If you are just starting out in real estate and you ask any successful investor for a tip to help you become successful, I would bet that most of them will tell you to never stop learning. I read many different blogs and articles by people who have been investing for years (even decades) and it never ceases to amaze me that most of them always comment on the latest book they have read or seminar they have attended. To these people, they know that you can never know too much and see education as an integral part of their business.
Another tip that you will often hear as a new investor is to find one niche to concentrate on before exploring others. It is very easy to read success stories from people investing in fix and flips, buy and holds, tax liens, non-performing notes, etc., and to want to try to emulate their success. However, if you try and learn every niche, chances are that you will never become proficient at any of them. It is better to focus on one niche until you start making money in that one and then move on to another niche from there. This will help you keep focused on your goals and avoid the “shiny object” syndrome.
Now that gets us to the point of today’s post. Although as a new investor you want to find the niche that interests you the most and concentrate only on that one, that does not mean that you should limit yourself to reading about nothing but that niche. You may not want to read 100-page books about being a landlord if your focus is on wholesaling, but you may find value in reading real estate articles that do not pertain directly to your niche. Our investing is primarily focused on fix and flips at the moment, but that does not mean that is the only thing that we educate ourselves about. Below are three examples of how reading blog posts about other niches gave us ideas to use in our fix and flip business. We will start with the niche that we feel is most closely related to fix and flips.
Obviously wholesaling a property is different than fixing and flipping that property, but there are definitely some strategies that apply to both niches. Although we don’t consider ourselves wholesalers, we read as much information about wholesaling as we can. The main strategy that most wholesalers need to be good at that can be an asset to fix and flippers is marketing. Especially if you are in a competitive market like Ventura County, finding deals on the MLS are far and few between. In order to be a successful wholesaler, you need a steady stream of great deals to wholesale to your buyers list. A lot of successful wholesalers do not rely on the MLS to provide them deals, so they devise marketing campaigns to find off-market deals. These same marketing techniques that wholesalers use can also be implemented in a fix and flip business model. There is no reason why a fix and flipper cannot do marketing to find their own off-market deals. Another area a wholesaler needs to be good in is negotiating in order to find a win-win situation for both himself and the seller. We love to read blog posts from wholesalers to learn about tips and tricks for our own marketing as well as to improve upon our negotiation skills.

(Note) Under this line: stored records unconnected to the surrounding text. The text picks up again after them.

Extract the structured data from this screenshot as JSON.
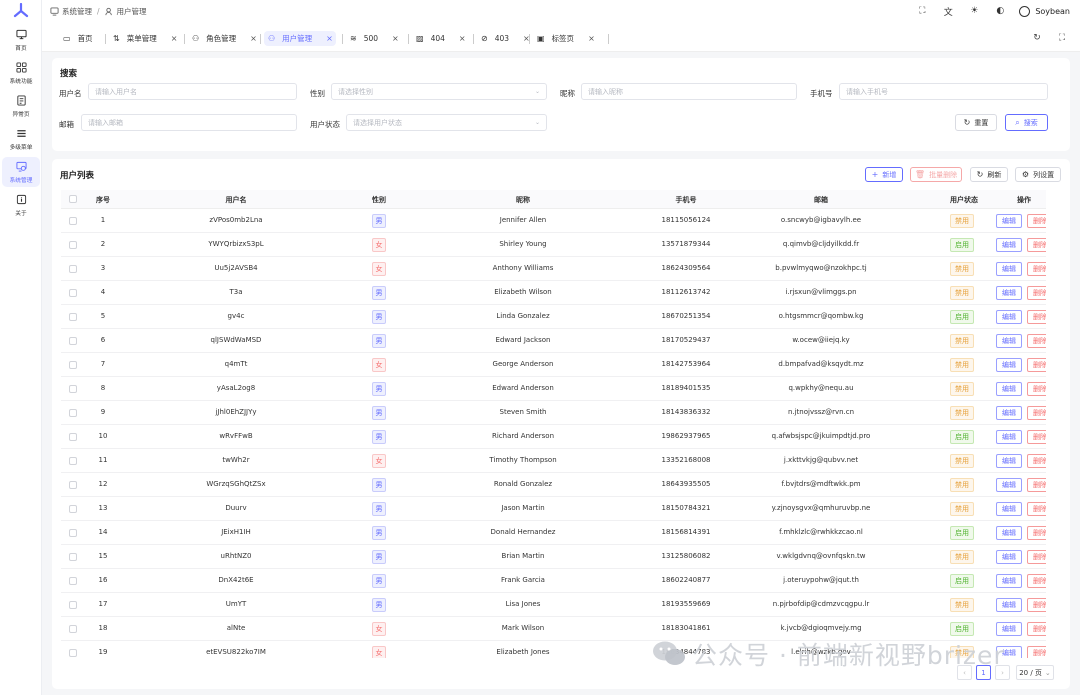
{
  "sidebar": {
    "logo": "soybean-logo",
    "items": [
      {
        "label": "首页",
        "icon": "monitor-icon"
      },
      {
        "label": "系统功能",
        "icon": "grid-icon"
      },
      {
        "label": "异常页",
        "icon": "document-warning-icon"
      },
      {
        "label": "多级菜单",
        "icon": "menu-icon"
      },
      {
        "label": "系统管理",
        "icon": "system-icon",
        "active": true
      },
      {
        "label": "关于",
        "icon": "info-icon"
      }
    ]
  },
  "header": {
    "breadcrumb": [
      "系统管理",
      "用户管理"
    ],
    "separator": "/",
    "user_name": "Soybean"
  },
  "tabs": [
    {
      "label": "首页",
      "icon": "monitor-icon",
      "closable": false
    },
    {
      "label": "菜单管理",
      "icon": "menu-tree-icon",
      "closable": true
    },
    {
      "label": "角色管理",
      "icon": "user-role-icon",
      "closable": true
    },
    {
      "label": "用户管理",
      "icon": "user-group-icon",
      "closable": true,
      "active": true
    },
    {
      "label": "500",
      "icon": "wifi-off-icon",
      "closable": true
    },
    {
      "label": "404",
      "icon": "image-off-icon",
      "closable": true
    },
    {
      "label": "403",
      "icon": "block-icon",
      "closable": true
    },
    {
      "label": "标签页",
      "icon": "tab-icon",
      "closable": true
    }
  ],
  "search": {
    "title": "搜索",
    "username_label": "用户名",
    "username_placeholder": "请输入用户名",
    "gender_label": "性别",
    "gender_placeholder": "请选择性别",
    "nickname_label": "昵称",
    "nickname_placeholder": "请输入昵称",
    "phone_label": "手机号",
    "phone_placeholder": "请输入手机号",
    "email_label": "邮箱",
    "email_placeholder": "请输入邮箱",
    "status_label": "用户状态",
    "status_placeholder": "请选择用户状态",
    "reset_label": "重置",
    "search_label": "搜索"
  },
  "list": {
    "title": "用户列表",
    "add_label": "新增",
    "batch_delete_label": "批量删除",
    "refresh_label": "刷新",
    "columns_label": "列设置",
    "columns": [
      "序号",
      "用户名",
      "性别",
      "昵称",
      "手机号",
      "邮箱",
      "用户状态",
      "操作"
    ],
    "edit_label": "编辑",
    "delete_label": "删除",
    "rows": [
      {
        "index": "1",
        "username": "zVPos0mb2Lna",
        "gender": "男",
        "nickname": "Jennifer Allen",
        "phone": "18115056124",
        "email": "o.sncwyb@igbavylh.ee",
        "status": "禁用"
      },
      {
        "index": "2",
        "username": "YWYQrbizxS3pL",
        "gender": "女",
        "nickname": "Shirley Young",
        "phone": "13571879344",
        "email": "q.qimvb@cljdyilkdd.fr",
        "status": "启用"
      },
      {
        "index": "3",
        "username": "Uu5j2AVSB4",
        "gender": "女",
        "nickname": "Anthony Williams",
        "phone": "18624309564",
        "email": "b.pvwlmyqwo@nzokhpc.tj",
        "status": "禁用"
      },
      {
        "index": "4",
        "username": "T3a",
        "gender": "男",
        "nickname": "Elizabeth Wilson",
        "phone": "18112613742",
        "email": "i.rjsxun@vlimggs.pn",
        "status": "禁用"
      },
      {
        "index": "5",
        "username": "gv4c",
        "gender": "男",
        "nickname": "Linda Gonzalez",
        "phone": "18670251354",
        "email": "o.htgsmmcr@qombw.kg",
        "status": "启用"
      },
      {
        "index": "6",
        "username": "qlJSWdWaMSD",
        "gender": "男",
        "nickname": "Edward Jackson",
        "phone": "18170529437",
        "email": "w.ocew@iiejq.ky",
        "status": "禁用"
      },
      {
        "index": "7",
        "username": "q4mTt",
        "gender": "女",
        "nickname": "George Anderson",
        "phone": "18142753964",
        "email": "d.bmpafvad@ksqydt.mz",
        "status": "禁用"
      },
      {
        "index": "8",
        "username": "yAsaL2og8",
        "gender": "男",
        "nickname": "Edward Anderson",
        "phone": "18189401535",
        "email": "q.wpkhy@nequ.au",
        "status": "禁用"
      },
      {
        "index": "9",
        "username": "jJhl0EhZJJYy",
        "gender": "男",
        "nickname": "Steven Smith",
        "phone": "18143836332",
        "email": "n.jtnojvssz@rvn.cn",
        "status": "禁用"
      },
      {
        "index": "10",
        "username": "wRvFFwB",
        "gender": "男",
        "nickname": "Richard Anderson",
        "phone": "19862937965",
        "email": "q.afwbsjspc@jkuimpdtjd.pro",
        "status": "启用"
      },
      {
        "index": "11",
        "username": "twWh2r",
        "gender": "女",
        "nickname": "Timothy Thompson",
        "phone": "13352168008",
        "email": "j.xkttvkjg@qubvv.net",
        "status": "禁用"
      },
      {
        "index": "12",
        "username": "WGrzqSGhQtZSx",
        "gender": "男",
        "nickname": "Ronald Gonzalez",
        "phone": "18643935505",
        "email": "f.bvjtdrs@mdftwkk.pm",
        "status": "禁用"
      },
      {
        "index": "13",
        "username": "Duurv",
        "gender": "男",
        "nickname": "Jason Martin",
        "phone": "18150784321",
        "email": "y.zjnoysgvx@qmhuruvbp.ne",
        "status": "禁用"
      },
      {
        "index": "14",
        "username": "JEixH1IH",
        "gender": "男",
        "nickname": "Donald Hernandez",
        "phone": "18156814391",
        "email": "f.mhklzlc@rwhkkzcao.nl",
        "status": "启用"
      },
      {
        "index": "15",
        "username": "uRhtNZ0",
        "gender": "男",
        "nickname": "Brian Martin",
        "phone": "13125806082",
        "email": "v.wklgdvnq@ovnfqskn.tw",
        "status": "禁用"
      },
      {
        "index": "16",
        "username": "DnX42t6E",
        "gender": "男",
        "nickname": "Frank Garcia",
        "phone": "18602240877",
        "email": "j.oteruypohw@jqut.th",
        "status": "启用"
      },
      {
        "index": "17",
        "username": "UmYT",
        "gender": "男",
        "nickname": "Lisa Jones",
        "phone": "18193559669",
        "email": "n.pjrbofdip@cdmzvcqgpu.lr",
        "status": "禁用"
      },
      {
        "index": "18",
        "username": "alNte",
        "gender": "女",
        "nickname": "Mark Wilson",
        "phone": "18183041861",
        "email": "k.jvcb@dgioqmvejy.mg",
        "status": "启用"
      },
      {
        "index": "19",
        "username": "etEVSU822ko7IM",
        "gender": "女",
        "nickname": "Elizabeth Jones",
        "phone": "18634844783",
        "email": "l.elrih@wzkb.gov",
        "status": "禁用"
      }
    ]
  },
  "pagination": {
    "current_page": "1",
    "page_size": "20 / 页"
  },
  "watermark": {
    "text": "公众号 · 前端新视野brizer",
    "icon": "wechat-icon"
  },
  "colors": {
    "primary": "#646cff",
    "danger": "#f56c6c",
    "warning": "#e6a23c",
    "success": "#52b430"
  }
}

At this time, we do not do much with multifamily properties, but a few weeks ago we read a blog post about multifamily investing that could directly apply to what we are doing. The author of this particular post was writing about ways a new investor can go about obtaining a Proof of Funds (POF) letter to use for submitting offers on multifamily properties. Since the author specializes in multifamily investing, this was the audience he intended his post for, but the strategy he was writing about can apply to single family homes as well. If we would have ignored this post completely just because it had “multifamily” in the title, we would have missed out on a good tactic for obtaining a POF letter.
Mobile Home Investing
Just like the example above, we recently read another blog post about mobile home investing. The particular topic of this post was about pros and cons of letting mobile home sellers stay in their homes after you purchase them. Again, the author of this post is strictly a mobile home investor, so he was writing about what he knows. But the exact same pros and cons applied to single family homes as well. This is another good example because fix and flippers will probably come across a situation or two where a homeowner wants to sell their home but asks to stay in it a month or two after the close of escrow. We actually came across this situation on the very first home that we had under contract. Taking on a tenant carries additional risks above the normal risks of any fix and flip, but the tips in this mobile home article can help you to mitigate the risks as much as possible. We have saved this blog post in our archives to fall back on when we come across this situation again.